Graham King

Solvitas perambulum

AI Hallucinations Are Often Reasonable Suggestions

Summary
In 2022, an Air Canada chatbot inaccurately described the airline's bereavement fare policy, demonstrating how AI can generate plausible yet incorrect information, known as "hallucinations." I propose that we should not merely dismiss these inaccuracies but view them as opportunities to align AI outputs with our human values and policies. While human hallucinations lack reality, AI "hallucinations" stem from data-driven responses that may inadvertently suggest improvements. By re-evaluating these outputs, we can uncover insights that enrich our understanding and practices, turning potential mistakes into constructive feedback.

In 2022 a passenger whose grandmother had recently died asked an Air Canada representative about its bereavement fares policy. The agent replied with a very appropriate Canadian policy: kind, compassionate, and, well, nice. Unfortunately, the agent was not a human but an AI chatbot, and the policy was not Air Canada’s real policy but what is commonly called an AI “hallucination”.

I would like to argue that we should take these AI “hallucinations” seriously, not in order to prevent them, but as suggestions that we should change. The chatbot corrected Air Canada’s policy to make it more consistent with the brand and our human values and a judge upheld that decision.

Hallucination is the wrong word

A human hallucination is usually sensory [1], and has no basis in reality. Wikipedia says:

A hallucination is a perception in the absence of an external stimulus that has the compelling sense of reality

The Air Canada chatbot didn’t mention the faces it sees in the trees or the secrets the stream whispers to it. It simply said yes you can apply for the bereavement fare after you book your travel, sorry for your loss. That’s not in the DSM entry for Schizoprenia.

AI hallucinations [2] are responses based on patterns and data. They are usually plausible, even insightful suggestions that come from the an attempt to make sense of incomplete or ambiguous input. Being abducted by aliens is a hallucination. Filling gaps with logical extrapolation is not.

The dumb ones are simply human

If you ask primary school children an Age of the Captain problem, they will usually attempt to solve it. Here’s a short one:

A captain owns 26 sheep and 10 goats. How old is the captain?

Children are intelligent, and humans are great pattern matchers.
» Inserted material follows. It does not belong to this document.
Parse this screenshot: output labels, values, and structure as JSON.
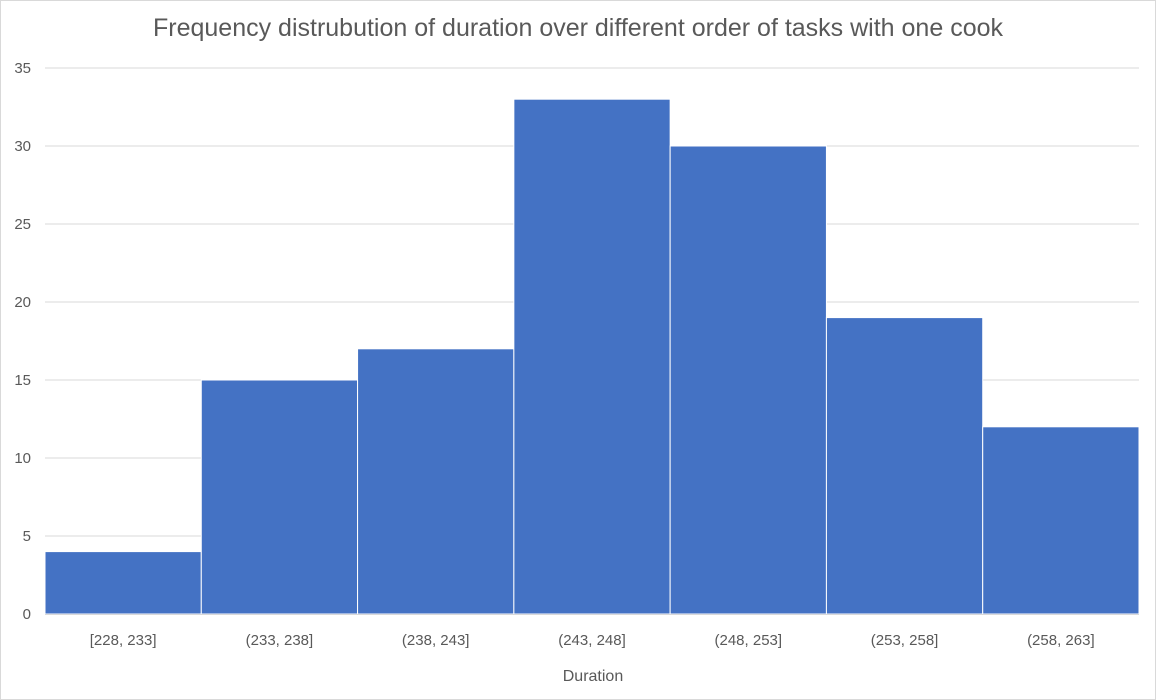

Given that school mathematics problems always have an answer, and that the answer is always the result of applying mathematical operations to numbers in the question, 36 would be a completely reasonable answer. And that’s the answer a majority of children will give (research). Asked afterwards, they will tell you your question makes no sense.

Many of the funnier AI “hallucinations” take that form. An honest attempt to answer a trick question.

How LLMs work in three paragraphs

Imagine we are training a model to tell us how similar some 3D rectangles [3] are. We feed it a ton of training data consisting of rectangles in a 3D space. The model figures out that it can represent this with a vector of the position of one of the corners (x, y, z) and the dimensions of the rectangle (width, height, depth). That gives us a six-dimension vector of (x,y,z,w,d,h). Our model can now draw any rectangle anywhere, not just the ones it saw during training.

This six-dimension vector is the Latent Space of the model. It is now able to generate an animation of a rectangle moving from one point to another by moving it in it’s latent space, by adjusting the x,y,z values. It could morph one rectangle into another by also adjusting the size at the same time. The important point is that we can move around in this latent space and discover things that were not in the training data, but could have been. They make sense in the 3D rectangle world.

Now imagine doing that for all the data on the Internet. Instead of six dimensions we have thousands, but each dimenson still represents something: A specific city (San Francisco), an abstract concept (love), a noun (bridge). Anthropic has some fascinating research on this. All bridges are “near” each other in the latent space, but the Golden Gate bridge is also “near” San Francisco.

That is, to my limited understanding, how Large Language Models work. Our prompts are exploring this latent space.

A better world through hallucination

Both hallucinations and the creativity we value are simply points in the latent space that weren’t in the training data, a view into a world of possibities. What’s there fits the data. It is, assuming you didn’t train on The Onion, sensible. If it diverges from the real world it may be because it is more sensible than the real world. Or at least more statistically plausible.

For example I asked ChatGPT what I was famous for (try it, it’s vary flattering!). It said because I write articles “..on software development, programming techniques, and cybersecurity.” The first two are accurate but the last is not, but maybe I should write about cybersecurity.

Rather than dismissing “hallucinations” as errors, we should consider them as suggestions for improvement. It’s as if an alien species looked fresh at what we humans do, and in it’s miundestandings we found some aces we could keep.


[1] In the context of AI "hallucination" seems to come from Computer Vision, where it makes a lot more sense

[2] Confabulation is probably a more accurate word than “hallucination”. Also here

[3] That’s “rectangular cuboid” for the math pedants, a “box” for the rest of us.